Rather, parents will only have to complete asynchronous work, including engaging with several different historical resources regarding the construction of race. The typical workload includes one and a half to two hours of reading and 20 to 30 minutes of reflection questions that will be discussed in the next session of the mini-course. The group meets on Saturdays every week via a 90-minute Zoom call.

Latin has offered booktalks in conjunction with the parents’ association and such in the past, but the mini-course is the very first course that the school is offering to parents that is not a one-off session. “Offering for parents and guardians can be a lot of information out, and a lot of different parts of the community have tried to create ways of meaningful engagement for parents and guardians,” Ms. LC said.

Ms. LC further noted, “Particularly for identity-based conversations, there’s a lot of personal connection and varying understandings depending on the identities we’re discussing.” and that “People have such varying experience with one, discussing race at all, and two, what it actually is and how to engage in those conversations crossracially.

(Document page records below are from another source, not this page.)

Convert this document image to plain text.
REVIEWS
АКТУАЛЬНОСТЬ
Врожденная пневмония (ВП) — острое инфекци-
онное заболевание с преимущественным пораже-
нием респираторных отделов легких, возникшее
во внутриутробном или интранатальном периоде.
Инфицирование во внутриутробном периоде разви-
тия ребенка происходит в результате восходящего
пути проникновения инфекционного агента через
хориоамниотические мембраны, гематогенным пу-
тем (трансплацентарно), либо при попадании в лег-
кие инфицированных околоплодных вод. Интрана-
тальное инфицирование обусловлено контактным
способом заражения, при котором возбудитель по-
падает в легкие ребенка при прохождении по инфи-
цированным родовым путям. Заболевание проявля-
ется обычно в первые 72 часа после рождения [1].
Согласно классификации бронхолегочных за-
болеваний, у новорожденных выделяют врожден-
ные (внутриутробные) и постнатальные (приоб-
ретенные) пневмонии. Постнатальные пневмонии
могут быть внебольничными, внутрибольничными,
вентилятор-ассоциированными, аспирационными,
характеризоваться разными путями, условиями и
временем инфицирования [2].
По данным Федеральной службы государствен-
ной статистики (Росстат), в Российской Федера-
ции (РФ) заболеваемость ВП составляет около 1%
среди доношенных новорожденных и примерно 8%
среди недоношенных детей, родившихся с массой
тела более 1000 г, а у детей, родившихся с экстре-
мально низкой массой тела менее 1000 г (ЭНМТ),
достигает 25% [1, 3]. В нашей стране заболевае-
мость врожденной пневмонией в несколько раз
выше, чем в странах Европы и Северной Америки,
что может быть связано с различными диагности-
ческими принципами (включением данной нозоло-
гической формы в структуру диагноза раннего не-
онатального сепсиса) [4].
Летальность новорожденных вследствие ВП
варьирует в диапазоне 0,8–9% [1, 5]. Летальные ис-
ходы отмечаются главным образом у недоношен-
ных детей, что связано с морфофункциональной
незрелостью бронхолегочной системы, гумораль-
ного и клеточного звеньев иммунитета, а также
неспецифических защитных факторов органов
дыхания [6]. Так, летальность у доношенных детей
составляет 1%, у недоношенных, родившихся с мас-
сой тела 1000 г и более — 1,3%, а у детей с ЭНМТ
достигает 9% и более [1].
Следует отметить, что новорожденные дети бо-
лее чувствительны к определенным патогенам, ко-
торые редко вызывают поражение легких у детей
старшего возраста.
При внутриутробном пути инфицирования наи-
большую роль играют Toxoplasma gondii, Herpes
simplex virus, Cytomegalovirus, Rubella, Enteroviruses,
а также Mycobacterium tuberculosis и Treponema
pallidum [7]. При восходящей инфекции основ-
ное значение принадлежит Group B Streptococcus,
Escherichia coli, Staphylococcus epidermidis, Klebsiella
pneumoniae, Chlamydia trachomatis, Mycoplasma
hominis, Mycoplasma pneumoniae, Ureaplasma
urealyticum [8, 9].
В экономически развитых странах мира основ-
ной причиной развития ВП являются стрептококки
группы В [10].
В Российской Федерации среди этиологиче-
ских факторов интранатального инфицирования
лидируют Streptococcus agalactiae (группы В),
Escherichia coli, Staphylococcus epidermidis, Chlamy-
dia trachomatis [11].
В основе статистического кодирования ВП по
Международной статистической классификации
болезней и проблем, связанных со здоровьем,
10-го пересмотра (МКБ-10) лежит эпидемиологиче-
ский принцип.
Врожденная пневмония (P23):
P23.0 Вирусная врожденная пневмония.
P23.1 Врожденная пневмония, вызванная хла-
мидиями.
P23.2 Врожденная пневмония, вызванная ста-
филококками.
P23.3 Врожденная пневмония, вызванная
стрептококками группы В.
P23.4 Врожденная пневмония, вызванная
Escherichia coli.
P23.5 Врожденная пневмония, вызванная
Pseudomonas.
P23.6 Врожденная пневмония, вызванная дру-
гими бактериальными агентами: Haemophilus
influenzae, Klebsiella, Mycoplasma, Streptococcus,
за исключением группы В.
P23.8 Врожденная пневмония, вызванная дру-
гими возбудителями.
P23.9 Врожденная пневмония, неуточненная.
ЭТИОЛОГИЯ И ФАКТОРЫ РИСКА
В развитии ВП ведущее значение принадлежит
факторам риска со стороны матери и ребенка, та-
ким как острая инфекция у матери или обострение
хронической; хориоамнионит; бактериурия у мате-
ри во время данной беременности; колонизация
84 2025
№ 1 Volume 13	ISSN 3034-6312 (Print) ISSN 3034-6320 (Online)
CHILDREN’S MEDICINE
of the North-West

Sustained dialogue is one of the best ways to practice skills and build trust in a way that really can create actual community and learning and hold folks accountable.” She said, “It’s hard to build community if you get together to have a conversation about one thing at a time—that’s the most simplified way I can say it.”

Though the course is optional, the ways in which race affects society as a whole raises the question of whether this course should be mandatory for students.

Ms. LC said, “The folks who have signed up to be there, they’re there because they genuinely want to learn it. You don’t generally have people sign up who aren’t even a little bit curious about the topic.”

That being said, Mikayla noted, “This is a class everyone should take. It gives you an in-depth look at our own history in a nuanced way and connects back to issues in the present. The real-world consequences of race and racism are astounding. It is hugely eye-opening and the type of education everyone should have access to.”

Mikayla added, “These topics aren’t meant to make you feel safe; they should be hard conversations. A safe space silences people, brave spaces let us all grow. Mistakes will be made, and we will learn from them together.”

As to whether there would be any more courses of its kind in the future, Ms. LC said, “I think the school might start more courses for parents.” Although, she added, “one of the challenges is that I also teach high school students full-time, so this role is additional.”

Regardless of the challenges, Ms. LC said, “I would love for there to be more classes like this.”